- Interactive map of the mountain

Highest point
- Elevation: 2,004 m (6,575 ft)
- Prominence: 63 m (207 ft)
- Parent peak: Storstyggesvånåtinden
- Isolation: 0.58 km (0.36 mi)
- Coordinates: 62°18′16″N 9°10′44″E﻿ / ﻿62.3044°N 9.17882°E

Geography
- Location: Innlandet, Norway
- Parent range: Svånåtindene

= Nørdre Svånåtinden =

Mountain in Lesja, Norway

Nørdre Svånåtinden is a mountain in Lesja Municipality in Innlandet county, Norway. The 2004 m tall mountain lies within Dovrefjell-Sunndalsfjella National Park, about 20 km north of the village of Dombås in the Svånåtindene mountains.
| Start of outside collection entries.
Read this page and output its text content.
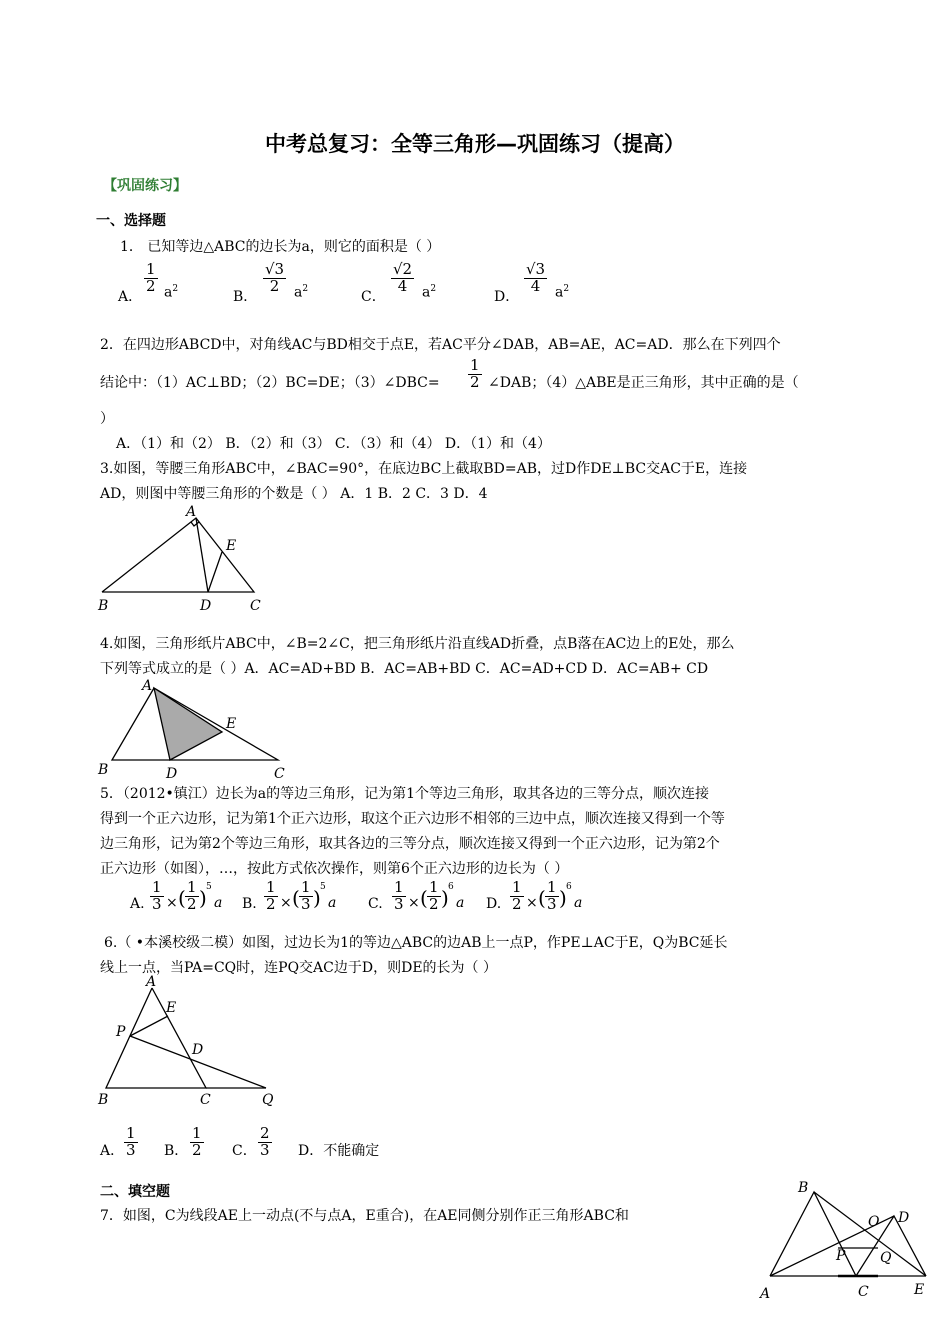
中考总复习：全等三角形—巩固练习（提高）
【巩固练习】
一、选择题
1． 已知等边△ABC的边长为a，则它的面积是（ ）
A．
$\frac{1}{2} a^2$	B．
$\frac{√3}{2} a^2$	C．
$\frac{√2}{4} a^2$	D．
$\frac{√3}{4} a^2$
2．在四边形ABCD中，对角线AC与BD相交于点E，若AC平分∠DAB，AB=AE，AC=AD．那么在下列四个
结论中：（1）AC⊥BD；（2）BC=DE；（3）∠DBC= $\frac{1}{2}$ ∠DAB；（4）△ABE是正三角形，其中正确的是（
）
A．（1）和（2） B．（2）和（3） C．（3）和（4） D．（1）和（4）
3.如图，等腰三角形ABC中，∠BAC=90°，在底边BC上截取BD=AB，过D作DE⊥BC交AC于E，连接
AD，则图中等腰三角形的个数是（ ） A．1 B．2 C．3 D．4
A
E
B	D	C
4.如图，三角形纸片ABC中，∠B=2∠C，把三角形纸片沿直线AD折叠，点B落在AC边上的E处，那么
下列等式成立的是（ ）A．AC=AD+BD B．AC=AB+BD C．AC=AD+CD D．AC=AB+ CD
A
E
B	D	C
5．（2012•镇江）边长为a的等边三角形，记为第1个等边三角形，取其各边的三等分点，顺次连接
得到一个正六边形，记为第1个正六边形，取这个正六边形不相邻的三边中点，顺次连接又得到一个等
边三角形，记为第2个等边三角形，取其各边的三等分点，顺次连接又得到一个正六边形，记为第2个
正六边形（如图），…，按此方式依次操作，则第6个正六边形的边长为（ ）
A. $\frac{1}{3}$ × ( $\frac{1}{2}$ ) 5
a B. $\frac{1}{2}$ × ( $\frac{1}{3}$ ) 5
a C. $\frac{1}{3}$ × ( $\frac{1}{2}$ ) 6
a D. $\frac{1}{2}$ × ( $\frac{1}{3}$ ) 6
a
6.（ •本溪校级二模）如图，过边长为1的等边△ABC的边AB上一点P，作PE⊥AC于E，Q为BC延长
线上一点，当PA=CQ时，连PQ交AC边于D，则DE的长为（ ）
A
E
P
D
B	C	Q
A． $\frac{1}{3}$ B． $\frac{1}{2}$ C． $\frac{2}{3}$ D．不能确定
二、填空题
7．如图，C为线段AE上一动点(不与点A，E重合)，在AE同侧分别作正三角形ABC和
B
O D
P Q
A	C	E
The mountain is surrounded by several other mountains including Snøhetta which is about 4 km to the northeast, Storstyggesvånåtinden which is about 2 km to the south, Skredahøin which is about 3 km to the south, Mjogsjøhøe and Mjogsjøoksli which are about 7 km to the southwest, Drugshøe which is about 4 km to the northwest, and Store Langvasstinden which is about 2 km to the north.